Kraken Mare – HPE’s Exascale Monitoring Framework Prototype
TimeTuesday, June 23rd4:18pm - 4:20pm
DescriptionAn Exascale system will cost 100s of millions of Euros and consist of millions of components. It resembles a complex system which requires the use of advanced data analytic techniques for management and system optimization. These techniques require a much higher resolution and coverage of sensor data then current monitoring solutions can provide. This project poster describes the design and implementation of a monitoring framework, called Kraken Mare, that can collect all required data to enable the use of advanced data analytics (such as machine learning and artificial intelligence) for system and data center optimization.
Kraken Mare is being designed from the ground up to not only collect unprecedented volumes of data at scale but also to provide functionality that directly supports data usage by including data quality and correctness indicators embedded in the sensor meta data.

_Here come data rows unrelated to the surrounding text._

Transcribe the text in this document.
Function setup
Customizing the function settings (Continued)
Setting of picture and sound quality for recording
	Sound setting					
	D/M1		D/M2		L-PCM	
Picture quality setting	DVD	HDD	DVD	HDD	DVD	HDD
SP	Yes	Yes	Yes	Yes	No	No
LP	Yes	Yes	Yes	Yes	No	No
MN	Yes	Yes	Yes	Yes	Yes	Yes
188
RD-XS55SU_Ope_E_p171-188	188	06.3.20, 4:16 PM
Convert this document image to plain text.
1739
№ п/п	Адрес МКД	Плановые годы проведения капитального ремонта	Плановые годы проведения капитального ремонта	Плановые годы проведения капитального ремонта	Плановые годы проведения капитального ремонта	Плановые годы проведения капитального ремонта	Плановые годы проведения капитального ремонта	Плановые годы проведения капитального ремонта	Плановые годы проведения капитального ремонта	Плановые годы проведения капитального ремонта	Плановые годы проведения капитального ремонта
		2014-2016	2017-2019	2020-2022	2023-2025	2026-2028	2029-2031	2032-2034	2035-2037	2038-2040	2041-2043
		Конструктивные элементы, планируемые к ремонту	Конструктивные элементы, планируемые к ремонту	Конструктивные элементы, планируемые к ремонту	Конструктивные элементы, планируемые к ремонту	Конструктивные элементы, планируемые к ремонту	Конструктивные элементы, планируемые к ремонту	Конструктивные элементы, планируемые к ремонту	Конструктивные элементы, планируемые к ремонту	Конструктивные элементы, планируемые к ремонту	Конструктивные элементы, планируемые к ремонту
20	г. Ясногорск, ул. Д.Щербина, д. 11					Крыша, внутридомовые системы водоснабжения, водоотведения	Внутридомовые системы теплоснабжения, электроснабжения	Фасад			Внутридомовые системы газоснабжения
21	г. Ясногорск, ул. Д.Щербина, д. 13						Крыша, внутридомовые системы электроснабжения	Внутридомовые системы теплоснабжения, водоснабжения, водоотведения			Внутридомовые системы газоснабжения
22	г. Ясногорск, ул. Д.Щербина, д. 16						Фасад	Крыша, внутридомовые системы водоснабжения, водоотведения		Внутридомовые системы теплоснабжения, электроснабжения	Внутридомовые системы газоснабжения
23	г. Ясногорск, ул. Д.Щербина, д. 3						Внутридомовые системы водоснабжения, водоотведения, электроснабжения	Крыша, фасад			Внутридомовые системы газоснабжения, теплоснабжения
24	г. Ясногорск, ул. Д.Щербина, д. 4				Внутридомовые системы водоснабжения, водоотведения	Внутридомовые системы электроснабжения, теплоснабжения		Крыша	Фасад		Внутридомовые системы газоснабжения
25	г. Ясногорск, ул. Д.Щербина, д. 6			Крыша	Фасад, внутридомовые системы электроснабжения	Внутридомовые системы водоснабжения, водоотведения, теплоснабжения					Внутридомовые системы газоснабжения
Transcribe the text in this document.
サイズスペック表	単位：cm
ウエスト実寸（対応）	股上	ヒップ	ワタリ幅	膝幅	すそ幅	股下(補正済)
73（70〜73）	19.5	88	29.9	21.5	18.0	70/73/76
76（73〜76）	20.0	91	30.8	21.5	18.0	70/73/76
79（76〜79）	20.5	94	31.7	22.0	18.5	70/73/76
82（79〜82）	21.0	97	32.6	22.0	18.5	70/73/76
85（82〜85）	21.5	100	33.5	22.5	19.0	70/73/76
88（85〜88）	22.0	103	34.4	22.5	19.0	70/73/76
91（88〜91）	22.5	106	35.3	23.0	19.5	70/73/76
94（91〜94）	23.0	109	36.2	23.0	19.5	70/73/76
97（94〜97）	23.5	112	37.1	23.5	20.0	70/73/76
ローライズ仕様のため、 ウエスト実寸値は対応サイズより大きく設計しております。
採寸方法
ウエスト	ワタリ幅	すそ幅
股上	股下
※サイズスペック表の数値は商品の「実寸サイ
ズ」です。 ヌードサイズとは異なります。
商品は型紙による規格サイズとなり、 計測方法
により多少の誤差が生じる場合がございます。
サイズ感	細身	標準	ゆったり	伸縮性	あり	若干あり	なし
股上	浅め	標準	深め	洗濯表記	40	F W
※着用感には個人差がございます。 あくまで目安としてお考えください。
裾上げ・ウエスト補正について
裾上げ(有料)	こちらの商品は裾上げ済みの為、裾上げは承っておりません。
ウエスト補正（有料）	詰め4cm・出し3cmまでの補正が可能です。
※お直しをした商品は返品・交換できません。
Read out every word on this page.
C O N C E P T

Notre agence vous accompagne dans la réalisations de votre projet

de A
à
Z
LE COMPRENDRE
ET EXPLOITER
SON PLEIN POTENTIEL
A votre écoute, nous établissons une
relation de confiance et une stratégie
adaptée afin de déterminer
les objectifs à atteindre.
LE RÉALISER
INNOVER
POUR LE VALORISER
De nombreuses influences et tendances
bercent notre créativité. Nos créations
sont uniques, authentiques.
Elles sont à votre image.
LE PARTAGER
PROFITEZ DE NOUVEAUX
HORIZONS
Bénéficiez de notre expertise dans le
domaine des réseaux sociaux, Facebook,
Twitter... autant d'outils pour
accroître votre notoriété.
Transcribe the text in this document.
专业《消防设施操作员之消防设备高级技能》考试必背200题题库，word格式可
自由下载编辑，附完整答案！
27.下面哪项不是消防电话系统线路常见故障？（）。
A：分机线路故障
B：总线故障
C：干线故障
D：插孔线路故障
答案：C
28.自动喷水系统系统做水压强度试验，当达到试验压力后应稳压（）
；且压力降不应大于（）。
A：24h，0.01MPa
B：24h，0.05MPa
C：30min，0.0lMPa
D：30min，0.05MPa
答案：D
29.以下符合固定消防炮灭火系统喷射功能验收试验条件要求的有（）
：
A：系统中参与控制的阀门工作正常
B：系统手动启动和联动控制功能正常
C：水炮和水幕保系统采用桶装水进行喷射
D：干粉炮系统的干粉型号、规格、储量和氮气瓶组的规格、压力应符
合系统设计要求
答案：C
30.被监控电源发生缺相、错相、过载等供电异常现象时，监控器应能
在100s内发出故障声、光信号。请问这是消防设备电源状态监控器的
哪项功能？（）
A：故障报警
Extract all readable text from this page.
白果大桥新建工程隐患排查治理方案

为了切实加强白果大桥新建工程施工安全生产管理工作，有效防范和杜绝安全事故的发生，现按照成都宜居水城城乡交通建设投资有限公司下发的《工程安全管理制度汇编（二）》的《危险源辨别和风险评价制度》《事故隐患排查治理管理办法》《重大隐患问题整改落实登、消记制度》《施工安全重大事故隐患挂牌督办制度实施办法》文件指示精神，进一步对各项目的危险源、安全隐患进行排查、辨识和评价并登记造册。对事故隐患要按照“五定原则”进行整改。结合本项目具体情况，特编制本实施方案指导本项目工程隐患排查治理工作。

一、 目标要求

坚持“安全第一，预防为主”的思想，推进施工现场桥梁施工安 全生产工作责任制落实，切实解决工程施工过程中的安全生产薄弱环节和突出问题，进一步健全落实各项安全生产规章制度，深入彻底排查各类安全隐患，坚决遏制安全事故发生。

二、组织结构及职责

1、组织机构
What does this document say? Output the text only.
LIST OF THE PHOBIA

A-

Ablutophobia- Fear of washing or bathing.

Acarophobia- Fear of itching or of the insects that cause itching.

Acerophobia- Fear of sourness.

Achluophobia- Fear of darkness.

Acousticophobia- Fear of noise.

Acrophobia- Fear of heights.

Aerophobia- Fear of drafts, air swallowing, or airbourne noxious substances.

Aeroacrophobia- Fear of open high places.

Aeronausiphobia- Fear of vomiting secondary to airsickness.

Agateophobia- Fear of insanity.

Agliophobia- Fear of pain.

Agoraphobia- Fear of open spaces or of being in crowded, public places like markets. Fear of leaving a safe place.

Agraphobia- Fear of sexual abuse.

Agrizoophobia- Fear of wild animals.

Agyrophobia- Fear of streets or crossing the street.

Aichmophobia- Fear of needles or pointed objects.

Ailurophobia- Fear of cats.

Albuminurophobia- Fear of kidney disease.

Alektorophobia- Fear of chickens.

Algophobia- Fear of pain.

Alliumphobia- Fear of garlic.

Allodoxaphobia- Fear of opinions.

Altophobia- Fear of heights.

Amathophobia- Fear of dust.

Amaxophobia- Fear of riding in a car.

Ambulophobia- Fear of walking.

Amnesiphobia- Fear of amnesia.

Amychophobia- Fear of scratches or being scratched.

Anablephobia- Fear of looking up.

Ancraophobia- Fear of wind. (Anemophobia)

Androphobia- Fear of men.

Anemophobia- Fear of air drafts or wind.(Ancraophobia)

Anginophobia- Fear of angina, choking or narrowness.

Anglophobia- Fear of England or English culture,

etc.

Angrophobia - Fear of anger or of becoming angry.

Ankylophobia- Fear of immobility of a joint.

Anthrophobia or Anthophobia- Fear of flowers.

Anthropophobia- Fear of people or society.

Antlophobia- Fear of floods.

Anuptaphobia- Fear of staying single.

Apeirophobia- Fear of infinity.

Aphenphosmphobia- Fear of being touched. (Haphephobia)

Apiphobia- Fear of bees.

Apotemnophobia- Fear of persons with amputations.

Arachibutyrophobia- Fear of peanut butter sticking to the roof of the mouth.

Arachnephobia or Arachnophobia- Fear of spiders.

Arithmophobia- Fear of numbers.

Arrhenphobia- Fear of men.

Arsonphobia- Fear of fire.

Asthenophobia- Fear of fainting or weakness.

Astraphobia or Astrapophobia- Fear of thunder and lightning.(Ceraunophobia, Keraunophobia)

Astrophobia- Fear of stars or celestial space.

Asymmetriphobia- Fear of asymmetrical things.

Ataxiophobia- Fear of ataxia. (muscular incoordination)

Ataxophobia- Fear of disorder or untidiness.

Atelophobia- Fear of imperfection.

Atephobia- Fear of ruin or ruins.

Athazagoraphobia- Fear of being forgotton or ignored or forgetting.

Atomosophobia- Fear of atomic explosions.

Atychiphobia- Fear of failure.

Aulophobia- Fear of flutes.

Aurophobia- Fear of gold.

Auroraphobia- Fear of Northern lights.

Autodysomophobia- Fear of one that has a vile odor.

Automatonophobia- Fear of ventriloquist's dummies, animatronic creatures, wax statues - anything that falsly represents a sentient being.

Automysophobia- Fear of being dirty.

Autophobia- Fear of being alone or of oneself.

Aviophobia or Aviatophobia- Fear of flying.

The design fills the gap between a pure IoT model and a classical message bus. Based on Exascale system sizes, we have developed a component and sensor estimation leading to a design target of over 10 Million data messages per second.
Kraken Mare is designed to be a vertical and horizontally scalable framework that can be used for any type of sensor data collection at scale. Kraken Mare is composed of open source big data technologies implemented as micro-services. The uniqueness comes from the communication functionality, the data descriptions designed into the framework, and the framework manager.